Withstanding volatility

While Fitch expects further deterioration in the performance of
subprime residential mortgages, particularly for the late 2005 and
2006 vintage years, it noted that its analysis suggests that the
insurance industry is well positioned to withstand current market
volatility given its focus on high investment grade securities,
relatively stable liability profile and positive cash flow.

In addition to dealing with exposure issues, insurers, along with
the rest of the financial services industry, can only wonder what
the regulatory and political response to the subprime crisis is to
be, and can only hope that the cure is not worse than the
disease.

While limited in scope, subprime investments have popped up not
only in life insurers’ portfolios, but also in those of many
property insurers, reinsurers, and even health insurers. Composite
insurer MetLife, for example, reported $2.3 billion of subprime
residential mortgage-backed securities, and estimated unrealised
losses of about $29 million on the portfolio as of the end of the
second quarter. That is a manageable number, and analysts reacted
calmly to the announcement.

After reporting strong second-quarter earnings, MetLife’s
executives say the company expects strong performance from its
investment portfolio this quarter.

Steve Kandarian, MetLife’s chief investment officer, said during
the company’s quarterly earnings call that he expects investment
income to remain impressive, despite difficult credit markets and a
slowdown in initial public offerings.

Subprime accounted for only about 1 percent of MetLife’s unrealised
losses, he said. The investment portfolio was the core of MetLife’s
solid second-quarter results – an 83 percent increase in net
income, to $1.13 billion.

Composite insurer Prudential Financial reported holding $8.5
billion of its asset-backed securities collateralised by subprime
mortgages, with $7 billion of that total issued between 2005 and
2007. But it also noted that most of that total resides in the most
highly rated tranches, and estimates that a 40 percent drop in
housing prices underlying those securities would yield total credit
losses of only $150 million over five years.

Secondary effects

It is not the direct exposure, but the secondary effects of the
subprime fallout, that are wreaking havoc. Title insurer First
American took a $342 million reserve strengthening charge in the
quarter as it saw claims surge, thanks to unprecedented level of
defaults and foreclosures.

No one knows when the worst will be past in subprime, either.
Analysts expect further deterioration in subprime mortgages,
specifically in the 2005 and 2006 range, as a huge wave of
adjustable rate mortgage loans moves into the reset phase. The
combination of low interest rates on adjustable-rate mortgages and
institutional money flowing into the mortgage market seeking higher
returns resulted in intense competition in the subprime mortgage
origination market, which in turn led to more relaxed underwriting
standards.

Insurers could be exposed to further subprime mortgage problems
through investment in residential mortgage-backed securities,
asset-backed securities and collateralised debt obligations. There
is also subprime exposure through what insurers term alternative
investments, which typically means hedge funds with subprime
risk.

Assessing subprime exposure in alternative investments can be
especially challenging because some hedge funds sold subprime
exposure short, and benefited from the industry’s troubles.

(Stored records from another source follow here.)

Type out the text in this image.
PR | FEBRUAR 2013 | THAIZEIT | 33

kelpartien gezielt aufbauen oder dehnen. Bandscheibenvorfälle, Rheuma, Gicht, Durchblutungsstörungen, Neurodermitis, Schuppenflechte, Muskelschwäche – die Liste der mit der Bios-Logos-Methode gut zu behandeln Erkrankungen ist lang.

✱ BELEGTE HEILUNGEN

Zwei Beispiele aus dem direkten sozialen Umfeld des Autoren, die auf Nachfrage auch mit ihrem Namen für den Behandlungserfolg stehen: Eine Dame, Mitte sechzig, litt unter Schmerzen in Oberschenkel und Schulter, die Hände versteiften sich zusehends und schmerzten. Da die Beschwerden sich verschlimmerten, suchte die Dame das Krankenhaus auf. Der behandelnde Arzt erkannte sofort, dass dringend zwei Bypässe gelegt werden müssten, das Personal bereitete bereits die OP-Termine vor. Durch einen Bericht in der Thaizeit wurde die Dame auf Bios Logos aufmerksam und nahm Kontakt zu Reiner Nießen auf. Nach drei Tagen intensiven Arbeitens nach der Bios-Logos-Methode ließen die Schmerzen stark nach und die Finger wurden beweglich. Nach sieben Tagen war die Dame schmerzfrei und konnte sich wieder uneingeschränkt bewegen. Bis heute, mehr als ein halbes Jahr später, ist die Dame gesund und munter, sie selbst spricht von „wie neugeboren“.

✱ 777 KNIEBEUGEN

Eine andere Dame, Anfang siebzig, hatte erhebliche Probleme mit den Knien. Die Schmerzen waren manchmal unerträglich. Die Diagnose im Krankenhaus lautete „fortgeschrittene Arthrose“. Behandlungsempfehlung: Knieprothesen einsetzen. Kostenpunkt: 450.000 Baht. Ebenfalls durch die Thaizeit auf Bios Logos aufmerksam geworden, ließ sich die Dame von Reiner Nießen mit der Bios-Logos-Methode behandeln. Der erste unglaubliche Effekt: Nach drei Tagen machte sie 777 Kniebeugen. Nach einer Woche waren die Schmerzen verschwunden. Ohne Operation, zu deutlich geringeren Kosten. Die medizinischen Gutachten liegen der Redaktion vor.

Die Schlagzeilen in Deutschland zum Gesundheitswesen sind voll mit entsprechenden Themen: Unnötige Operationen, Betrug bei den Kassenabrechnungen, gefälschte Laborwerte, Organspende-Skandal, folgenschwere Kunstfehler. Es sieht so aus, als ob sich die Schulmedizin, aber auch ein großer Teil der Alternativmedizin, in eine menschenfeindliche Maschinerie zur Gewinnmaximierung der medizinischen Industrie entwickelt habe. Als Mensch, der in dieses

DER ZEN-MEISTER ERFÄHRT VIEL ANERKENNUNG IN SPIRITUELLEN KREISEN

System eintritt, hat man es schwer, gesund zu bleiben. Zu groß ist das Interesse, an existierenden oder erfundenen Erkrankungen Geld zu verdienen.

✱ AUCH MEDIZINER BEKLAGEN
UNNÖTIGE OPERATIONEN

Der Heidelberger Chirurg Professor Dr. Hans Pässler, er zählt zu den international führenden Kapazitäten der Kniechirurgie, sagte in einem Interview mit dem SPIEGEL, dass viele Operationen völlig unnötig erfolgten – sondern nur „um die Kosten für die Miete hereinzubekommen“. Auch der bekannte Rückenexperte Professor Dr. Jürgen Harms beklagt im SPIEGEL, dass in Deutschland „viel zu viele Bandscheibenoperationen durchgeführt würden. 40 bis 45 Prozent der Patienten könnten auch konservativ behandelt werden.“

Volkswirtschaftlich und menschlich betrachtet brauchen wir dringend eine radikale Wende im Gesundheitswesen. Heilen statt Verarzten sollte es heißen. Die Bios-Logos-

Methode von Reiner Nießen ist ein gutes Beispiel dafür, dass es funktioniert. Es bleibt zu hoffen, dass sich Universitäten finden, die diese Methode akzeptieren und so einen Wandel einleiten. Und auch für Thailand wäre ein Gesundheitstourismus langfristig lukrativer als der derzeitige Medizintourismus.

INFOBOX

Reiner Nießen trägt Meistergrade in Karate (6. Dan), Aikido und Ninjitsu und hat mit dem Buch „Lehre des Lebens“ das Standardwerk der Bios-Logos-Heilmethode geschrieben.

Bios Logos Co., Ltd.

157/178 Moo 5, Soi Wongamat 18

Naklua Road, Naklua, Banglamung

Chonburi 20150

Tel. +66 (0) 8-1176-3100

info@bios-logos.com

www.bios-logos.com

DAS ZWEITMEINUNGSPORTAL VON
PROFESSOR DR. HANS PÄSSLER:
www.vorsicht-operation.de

The longer-term concern for the insurance industry is further
deterioration in other sectors of the credit market as a result of
subprime mortgage problems. Currently, it is apparent in the market
how liquidity has been negatively affected by fear over subprime
mortgages, which has led to a repricing of credit risk.

Finally, there is the spectre of government intervention, which
grows less likely as the crisis seems isolated in the subprime
markets. The Federal Reserve can certainly make a difference by
lowering interest rates, in addition to the cut in the discount
rate it’s already made. State lawmakers are likely to pass laws to
protect homeowners who have been the victims of predatory
lending.

As foreclosures mount in late 2007 and in 2008, the subprime
mortgage issue promises to be a major presidential campaign issue.
That means no shortage of uncertainty for the financial services
industry for months, even years, to come.